The present study demonstrates that intron I of the factor IX gene also
has a strong overall expression enhancing activity. However, the
augmented expression is not due to specific enhancer elements present
in intron I, but rather to the increased precursor mRNA stability
mediated by its splicing sequences. It is interesting to note that in
transgenic mice experiments, the presence of multiple introns in the
factor IX expression vector provided neither synergistic, nor additive
enhancing activity above that observed for intron I(10) . This
may suggest that the presence of an intron, which happens to be intron
I for the factor IX gene constructs used in the present study, is
sufficient for an efficient assembly of precursor mRNAs into the
spliceosome complex, resulting in increased protection from random
degradations. More recently, we also observed that the factor IX
minigene construct (FIXm1) in retroviral expression vectors under the
control of heterologous promoters also showed a 10-12-fold
increase in expression level over that of the factor IX cDNA (FIXc)
construct, further supporting the present results. ()
The
transgenic mice study reported by Jallat et al.(10) also
suggested that intron I as well as all other introns (introns II-VII)

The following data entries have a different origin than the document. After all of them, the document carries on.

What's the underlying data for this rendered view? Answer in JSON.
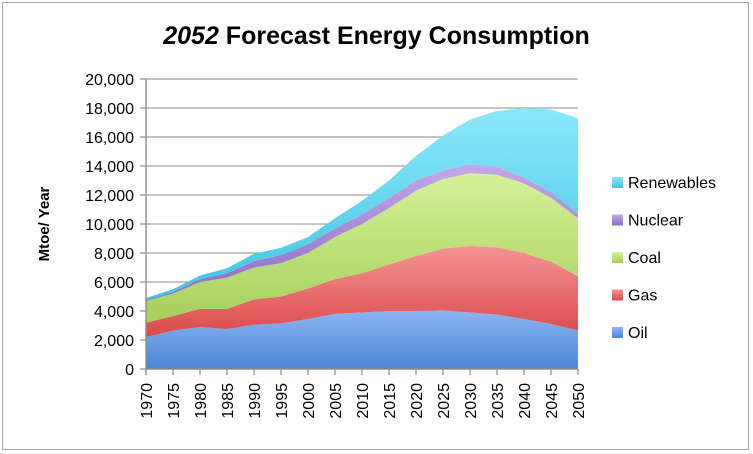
{
  "chart_data": {
    "type": "area",
    "stacked": true,
    "title_prefix": "2052",
    "title_rest": " Forecast Energy Consumption",
    "title": "2052 Forecast Energy Consumption",
    "xlabel": "",
    "ylabel": "Mtoe/ Year",
    "ylim": [
      0,
      20000
    ],
    "yticks": [
      "0",
      "2,000",
      "4,000",
      "6,000",
      "8,000",
      "10,000",
      "12,000",
      "14,000",
      "16,000",
      "18,000",
      "20,000"
    ],
    "ytick_values": [
      0,
      2000,
      4000,
      6000,
      8000,
      10000,
      12000,
      14000,
      16000,
      18000,
      20000
    ],
    "grid": true,
    "legend_position": "right",
    "x": [
      "1970",
      "1975",
      "1980",
      "1985",
      "1990",
      "1995",
      "2000",
      "2005",
      "2010",
      "2015",
      "2020",
      "2025",
      "2030",
      "2035",
      "2040",
      "2045",
      "2050"
    ],
    "series": [
      {
        "name": "Oil",
        "color": "#4a86d4",
        "color_light": "#8db4f2",
        "values": [
          2200,
          2650,
          2900,
          2750,
          3050,
          3150,
          3450,
          3800,
          3900,
          4000,
          4000,
          4050,
          3900,
          3750,
          3450,
          3100,
          2650
        ]
      },
      {
        "name": "Gas",
        "color": "#d94a4a",
        "color_light": "#f69494",
        "values": [
          1000,
          1000,
          1250,
          1400,
          1750,
          1850,
          2100,
          2400,
          2700,
          3200,
          3800,
          4250,
          4600,
          4650,
          4550,
          4300,
          3750
        ]
      },
      {
        "name": "Coal",
        "color": "#a6cf5a",
        "color_light": "#d6f29a",
        "values": [
          1500,
          1550,
          1850,
          2150,
          2200,
          2300,
          2450,
          2900,
          3400,
          3900,
          4500,
          4800,
          5000,
          5000,
          4800,
          4400,
          4000
        ]
      },
      {
        "name": "Nuclear",
        "color": "#8a6cc4",
        "color_light": "#c3a8e8",
        "values": [
          50,
          100,
          200,
          300,
          450,
          550,
          600,
          600,
          650,
          700,
          700,
          600,
          600,
          550,
          400,
          400,
          300
        ]
      },
      {
        "name": "Renewables",
        "color": "#3fc4e0",
        "color_light": "#8ce8fb",
        "values": [
          150,
          200,
          250,
          350,
          500,
          500,
          500,
          700,
          950,
          1200,
          1700,
          2400,
          3100,
          3850,
          4800,
          5700,
          6600
        ]
      }
    ],
    "legend_order": [
      "Renewables",
      "Nuclear",
      "Coal",
      "Gas",
      "Oil"
    ]
  }
}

may not play any significant role in determination of the
liver-specificity of the factor IX gene expression. In their study, a
5-kb 5`-flanking sequence of the factor IX gene was used as the
promoter. Our recent transgenic mice study with -416FIXc as well as
-416FIXm1 minigene also showed a high (although not exclusive)
liver-specific expression. These observations together with
the high expression activities observed in HepG2 cells for p-416FIXm1
and p-416FIXm2 in the present study support the conclusion that none of
the intron sequences in the factor IX gene plays a significant role in
the liver specificity of factor IX expression.